May 28, 2015

Insights from Dr Ben Bernanke from the World Business Forum

Dr Ben Bernanke, former Chairman of the US Federal Reserve, discussed his experience of the global financial crisis (GFC), his views on global growth, the stability of the financial system and where critical economies like China are heading.

In conversation with Alan Oster, Group Chief Economist at NAB, and Michael Stutchbury, Editor in Chief of the Australian Financial Review, Dr Ben Bernanke, former Chairman of the US Federal Reserve, discussed his experience of the global financial crisis (GFC), his views on global growth, the stability of the financial system and where critical economies like China are heading.

The failure of Lehman was not a policy choice.

The Lehman weekend was a turning point in two ways: at that point the US economy and the financial system was exposed to serious financial panic and a strong preference for cash. After Lehman failed the panic escalated to a level more intense than anything I’ve seen in the US or around the world. The financial system was on the brink of sharp contraction of credit and availability of funding.

On the other hand, Lehman was a positive turning point. After that were able to go to Congress and ask for the necessary assistance that would help us stop the crisis.

The failure of Lehman was not a policy choice – it was the opposite. The general consensus at that time was that it was time to let a company fail and let market discipline work. We didn’t buy that. I believe in market discipline but in the midst of an intense crisis we knew a collapse would have tremendously negative effects on the broader system. Wetried to find a solution and brought several potential buyers together. But the firm was in the red and no one wanted to buy it. Unfortunately, because Lehman did not have enough collateral to secure the loans it needed, we had no tools to save it.

We need risk taking or we can’t create new industries or products.

Sometimes it goes bad, so there will always be upsets in the financial system. The trick is to make sure the system is sufficiently strong that even if it’s shocked it stays stable.

Within the business cycle there are fluctuations – some are associated with financial crises and some aren’t. We hope to continue to improve on our ability to respond. If the financial system can be made strong enough we have the tools to address garden-variety recessions.

The strongest recoveries have happened where there has been significant monetary policy expansion.

In advanced industrial economies, the US and UK were the most aggressive. Those are the two strongest recoveries. Europe only began the process this year and is the weakest. Japan is in the middle and is much more aggressive but they started more recently. So I am confident it has been effective.

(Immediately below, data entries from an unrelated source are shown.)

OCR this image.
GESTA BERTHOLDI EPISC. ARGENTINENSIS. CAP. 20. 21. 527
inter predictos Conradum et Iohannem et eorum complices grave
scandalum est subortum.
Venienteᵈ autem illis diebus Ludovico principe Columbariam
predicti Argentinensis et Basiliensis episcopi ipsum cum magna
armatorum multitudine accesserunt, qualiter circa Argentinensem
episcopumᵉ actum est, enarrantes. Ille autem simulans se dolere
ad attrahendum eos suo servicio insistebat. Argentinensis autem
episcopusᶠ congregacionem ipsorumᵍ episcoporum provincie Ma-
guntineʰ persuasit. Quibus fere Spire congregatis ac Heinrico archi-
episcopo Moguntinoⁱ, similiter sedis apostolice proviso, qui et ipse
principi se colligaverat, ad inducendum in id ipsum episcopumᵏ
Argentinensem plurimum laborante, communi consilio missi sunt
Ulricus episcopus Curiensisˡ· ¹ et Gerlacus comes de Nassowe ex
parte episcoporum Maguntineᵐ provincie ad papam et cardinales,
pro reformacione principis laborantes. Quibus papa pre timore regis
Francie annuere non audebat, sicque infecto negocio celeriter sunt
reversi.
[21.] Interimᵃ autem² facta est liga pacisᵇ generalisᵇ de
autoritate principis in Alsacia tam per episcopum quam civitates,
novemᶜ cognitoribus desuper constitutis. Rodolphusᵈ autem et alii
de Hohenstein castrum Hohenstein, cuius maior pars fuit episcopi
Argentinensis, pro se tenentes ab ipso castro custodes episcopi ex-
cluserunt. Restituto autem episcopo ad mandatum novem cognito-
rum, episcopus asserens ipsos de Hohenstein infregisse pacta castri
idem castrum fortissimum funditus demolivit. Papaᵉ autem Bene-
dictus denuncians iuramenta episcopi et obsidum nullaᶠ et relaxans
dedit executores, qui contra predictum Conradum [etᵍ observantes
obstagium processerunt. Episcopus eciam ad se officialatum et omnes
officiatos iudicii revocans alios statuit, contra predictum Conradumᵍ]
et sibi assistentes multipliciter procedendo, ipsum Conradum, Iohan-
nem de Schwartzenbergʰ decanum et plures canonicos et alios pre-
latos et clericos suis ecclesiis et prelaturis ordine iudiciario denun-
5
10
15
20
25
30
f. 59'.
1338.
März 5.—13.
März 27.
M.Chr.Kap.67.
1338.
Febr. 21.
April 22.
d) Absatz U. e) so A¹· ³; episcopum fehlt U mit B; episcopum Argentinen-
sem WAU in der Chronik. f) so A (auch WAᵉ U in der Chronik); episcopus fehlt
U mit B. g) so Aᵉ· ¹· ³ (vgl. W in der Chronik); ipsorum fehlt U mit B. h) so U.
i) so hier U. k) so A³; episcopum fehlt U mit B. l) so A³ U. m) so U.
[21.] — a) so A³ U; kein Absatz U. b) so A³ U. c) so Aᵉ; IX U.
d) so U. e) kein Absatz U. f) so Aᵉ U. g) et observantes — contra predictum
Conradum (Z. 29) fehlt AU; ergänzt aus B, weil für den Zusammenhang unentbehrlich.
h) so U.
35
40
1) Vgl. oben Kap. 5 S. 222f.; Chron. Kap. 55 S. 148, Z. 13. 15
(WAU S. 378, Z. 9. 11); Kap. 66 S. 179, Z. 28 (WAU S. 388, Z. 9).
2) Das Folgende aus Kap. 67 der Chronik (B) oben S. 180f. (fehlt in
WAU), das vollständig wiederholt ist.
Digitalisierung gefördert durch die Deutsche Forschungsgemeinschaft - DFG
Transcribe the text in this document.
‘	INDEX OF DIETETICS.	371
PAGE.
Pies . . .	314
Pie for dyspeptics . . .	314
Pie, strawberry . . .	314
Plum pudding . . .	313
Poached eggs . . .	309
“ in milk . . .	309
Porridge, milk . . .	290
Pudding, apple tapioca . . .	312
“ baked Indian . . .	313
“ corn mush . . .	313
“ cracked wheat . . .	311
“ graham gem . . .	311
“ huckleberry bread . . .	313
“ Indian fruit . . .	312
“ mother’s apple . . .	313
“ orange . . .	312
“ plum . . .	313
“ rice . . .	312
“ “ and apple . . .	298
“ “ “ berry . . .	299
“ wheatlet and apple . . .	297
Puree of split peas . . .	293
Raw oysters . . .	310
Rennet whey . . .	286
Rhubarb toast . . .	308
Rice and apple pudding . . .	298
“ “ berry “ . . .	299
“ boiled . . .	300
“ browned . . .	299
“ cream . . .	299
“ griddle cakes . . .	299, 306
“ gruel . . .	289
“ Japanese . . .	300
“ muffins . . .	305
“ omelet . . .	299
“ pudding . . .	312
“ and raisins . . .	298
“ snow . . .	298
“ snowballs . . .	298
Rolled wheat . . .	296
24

 The financial system is much stronger.

I don’t see pricing or risk build ups that threaten the stability and integrity of the system right now. There are examples of excessive risk taking and the best approach is to monitor it closely. Australia and the UK are good at using various prudential policies to address concerns. But I don’t see anything that looks like the tech stock bubble.

The question is not where asset prices should be. That is an investor issue. From a central bank point of view the issue is whether the system itself is at risk if stock markets fall, say 10%. Probably not because our banks and other key financial institutions are not that exposed to stock prices and the system is much stronger.

We can say the financial system is much more stable than it was. Supervision and oversight is better and there’s not much to indicate at this point that there are major risks to the stability of the system. Central bankers should strive to be boring. I’m hoping for a lot of boredom going forward. I’m hopeful we avoid big shocks. Boring is excellent. What I put aside is geopolitical shocks that could have major implications on the world economy.

Countries need to be able to use monetary policy to achieve their domestic objectives.

When asked about the impact of US monetary policy on the Australian dollar – that is, keeping it higher than commodity prices justify, Bernanke says that the US and Japan are setting monetary policy at a level to achieve domestic inflation objectives. In a floating exchange rate system a side effect is that the currencies of countries fall as a mechanism through which the monetary policy works. From the point of view of trading partners they are seeing a lower USD but they are seeing a stronger US market and a stronger global market – they partially offset each other.

Some slowing in China is inevitable but a hard landing is unlikely.

A slowing is both inevitable and desirable.China can no longer grow based on the traditional model of exports, heavy industry and construction – it has to change to a model based on domestic consumer spending, services and technology. As China becomes richer and more sophisticated and makes the transition it will grow more slowly but 6-7% is still remarkably high.

There are risks in the system – Chinese banks have expanded their credit and many loans are not very good, but I presume China will use its fiscal resources to do what needs to be done to keep the system safe. I don’t think a hard landing is probable.

Growth rates will be slower in industrial countries…but productivity makes it unpredictable.

Several factors will make growth slower in advanced industrial economies. Labour force demographics are a key issue. As populations get older boomers retire, and fewer workers means slower growth. This is even more extreme in Japan than in the US; in Japan the labour force is shrinking.

The big unknown is productivity growth. I am more optimistic than some. During and after the GFC credit markets were frozen so there was no money for start-ups and R&D and no venture capital. That has been changing. Productivity has been poor but it should get better.